Тусклый свет луны, пробивающийся сквозь тучи, смешивался уже с бледным светом утренней зари. Всё тело Зайнаб ныло от лихорадочного напряжения. Слез уже не было. Их заменила тупая тоска безнадежности. Опять она вспомнила о маме, вернее, на ум пришло слово «мама», мелькало в ее сознании все чаще и чаще — как призыв и как единственное прибежище.

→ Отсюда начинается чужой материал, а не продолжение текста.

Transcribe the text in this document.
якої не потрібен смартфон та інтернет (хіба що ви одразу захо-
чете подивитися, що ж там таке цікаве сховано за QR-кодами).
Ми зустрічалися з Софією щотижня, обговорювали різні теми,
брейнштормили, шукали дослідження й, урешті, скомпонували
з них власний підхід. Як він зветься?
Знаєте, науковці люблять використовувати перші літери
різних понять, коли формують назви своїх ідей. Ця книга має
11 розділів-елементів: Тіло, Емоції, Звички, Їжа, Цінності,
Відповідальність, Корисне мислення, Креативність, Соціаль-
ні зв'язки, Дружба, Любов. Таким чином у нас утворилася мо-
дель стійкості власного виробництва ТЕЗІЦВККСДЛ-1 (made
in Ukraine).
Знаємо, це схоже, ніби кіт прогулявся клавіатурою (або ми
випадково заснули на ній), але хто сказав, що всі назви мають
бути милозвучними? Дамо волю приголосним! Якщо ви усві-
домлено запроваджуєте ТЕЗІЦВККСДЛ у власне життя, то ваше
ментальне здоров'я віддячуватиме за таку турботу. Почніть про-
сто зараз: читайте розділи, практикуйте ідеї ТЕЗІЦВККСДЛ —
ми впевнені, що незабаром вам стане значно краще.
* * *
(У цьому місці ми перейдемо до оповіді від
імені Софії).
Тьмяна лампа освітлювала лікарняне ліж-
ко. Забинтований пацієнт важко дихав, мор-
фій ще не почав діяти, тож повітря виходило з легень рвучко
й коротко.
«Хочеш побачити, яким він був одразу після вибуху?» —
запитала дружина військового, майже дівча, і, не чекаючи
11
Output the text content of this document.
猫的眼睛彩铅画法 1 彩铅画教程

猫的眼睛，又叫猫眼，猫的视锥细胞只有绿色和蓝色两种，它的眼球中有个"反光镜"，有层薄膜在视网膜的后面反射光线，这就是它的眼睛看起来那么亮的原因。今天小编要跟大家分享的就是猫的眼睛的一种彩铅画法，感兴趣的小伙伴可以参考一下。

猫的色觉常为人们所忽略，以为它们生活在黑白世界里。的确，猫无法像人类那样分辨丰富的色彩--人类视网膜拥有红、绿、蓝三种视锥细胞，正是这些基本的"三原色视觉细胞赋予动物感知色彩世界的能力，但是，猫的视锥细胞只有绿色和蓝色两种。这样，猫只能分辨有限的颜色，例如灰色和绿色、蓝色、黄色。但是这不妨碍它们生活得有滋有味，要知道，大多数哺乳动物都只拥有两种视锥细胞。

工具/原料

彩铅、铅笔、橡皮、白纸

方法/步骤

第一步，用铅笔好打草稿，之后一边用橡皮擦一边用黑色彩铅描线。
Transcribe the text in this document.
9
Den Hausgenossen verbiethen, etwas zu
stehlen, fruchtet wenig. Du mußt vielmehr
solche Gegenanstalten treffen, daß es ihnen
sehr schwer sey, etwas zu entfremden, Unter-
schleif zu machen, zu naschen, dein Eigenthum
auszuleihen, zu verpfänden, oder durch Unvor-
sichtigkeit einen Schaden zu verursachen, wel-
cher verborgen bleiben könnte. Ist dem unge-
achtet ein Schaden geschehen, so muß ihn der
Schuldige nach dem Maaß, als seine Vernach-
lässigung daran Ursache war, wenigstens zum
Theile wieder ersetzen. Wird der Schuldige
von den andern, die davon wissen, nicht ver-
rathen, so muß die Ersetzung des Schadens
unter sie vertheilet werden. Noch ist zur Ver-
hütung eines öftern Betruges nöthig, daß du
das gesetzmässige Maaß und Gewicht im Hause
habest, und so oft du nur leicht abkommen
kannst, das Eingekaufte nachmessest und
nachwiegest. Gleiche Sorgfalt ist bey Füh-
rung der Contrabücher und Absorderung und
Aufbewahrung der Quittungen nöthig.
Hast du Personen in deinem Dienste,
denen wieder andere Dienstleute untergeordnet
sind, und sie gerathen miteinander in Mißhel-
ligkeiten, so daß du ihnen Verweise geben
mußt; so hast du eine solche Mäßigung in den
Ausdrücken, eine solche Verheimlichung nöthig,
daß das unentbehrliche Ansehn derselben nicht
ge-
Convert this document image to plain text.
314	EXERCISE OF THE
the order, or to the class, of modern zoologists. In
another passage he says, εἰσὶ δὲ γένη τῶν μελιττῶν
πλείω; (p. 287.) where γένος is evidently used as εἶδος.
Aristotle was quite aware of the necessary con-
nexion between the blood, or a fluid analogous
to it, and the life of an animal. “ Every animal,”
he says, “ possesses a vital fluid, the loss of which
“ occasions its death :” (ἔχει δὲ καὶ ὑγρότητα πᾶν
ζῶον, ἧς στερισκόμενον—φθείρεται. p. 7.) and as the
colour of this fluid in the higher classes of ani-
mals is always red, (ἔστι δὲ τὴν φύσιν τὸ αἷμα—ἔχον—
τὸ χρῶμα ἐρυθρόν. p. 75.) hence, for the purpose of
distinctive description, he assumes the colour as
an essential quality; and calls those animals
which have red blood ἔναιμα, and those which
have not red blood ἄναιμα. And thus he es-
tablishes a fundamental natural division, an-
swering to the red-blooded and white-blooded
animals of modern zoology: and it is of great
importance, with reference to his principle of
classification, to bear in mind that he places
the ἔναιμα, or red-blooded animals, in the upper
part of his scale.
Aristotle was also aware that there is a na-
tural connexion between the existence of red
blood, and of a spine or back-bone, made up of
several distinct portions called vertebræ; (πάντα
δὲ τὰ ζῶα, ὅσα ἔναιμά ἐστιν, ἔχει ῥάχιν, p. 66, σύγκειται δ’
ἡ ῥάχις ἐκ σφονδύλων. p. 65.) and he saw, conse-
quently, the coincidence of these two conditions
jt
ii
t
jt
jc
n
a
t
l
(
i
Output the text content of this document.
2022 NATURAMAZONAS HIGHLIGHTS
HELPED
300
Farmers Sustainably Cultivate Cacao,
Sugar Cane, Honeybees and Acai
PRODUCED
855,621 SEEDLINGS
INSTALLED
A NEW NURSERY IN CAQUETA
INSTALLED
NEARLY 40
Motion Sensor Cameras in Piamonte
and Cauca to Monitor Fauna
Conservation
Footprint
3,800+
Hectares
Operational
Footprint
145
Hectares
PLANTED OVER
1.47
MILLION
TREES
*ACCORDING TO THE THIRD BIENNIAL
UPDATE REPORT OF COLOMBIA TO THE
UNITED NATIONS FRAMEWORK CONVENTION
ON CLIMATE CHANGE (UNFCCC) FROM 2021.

А рядом с мамой, с ее дорогой, старенькой и в то же время такой сердитой мамой, ходил и густым голосом бубнил слова осуждения Гаюр-заде. Жених. Обеспеченный и, как все говорят, очень славный человек. «Зайнаб, Зайнаб!» — повторял он бессмысленно и смотрел на нее с ужасом и презрением.
И тут она ощутила прикосновение чьих-то губ, кто-то охватил руками ее голову… Гаюр-заде! Как он смеет? Она вырвалась, отпрянула назад и… очнувшись, увидела себя в той же комнатке. Значит, спала, значит, это был сон!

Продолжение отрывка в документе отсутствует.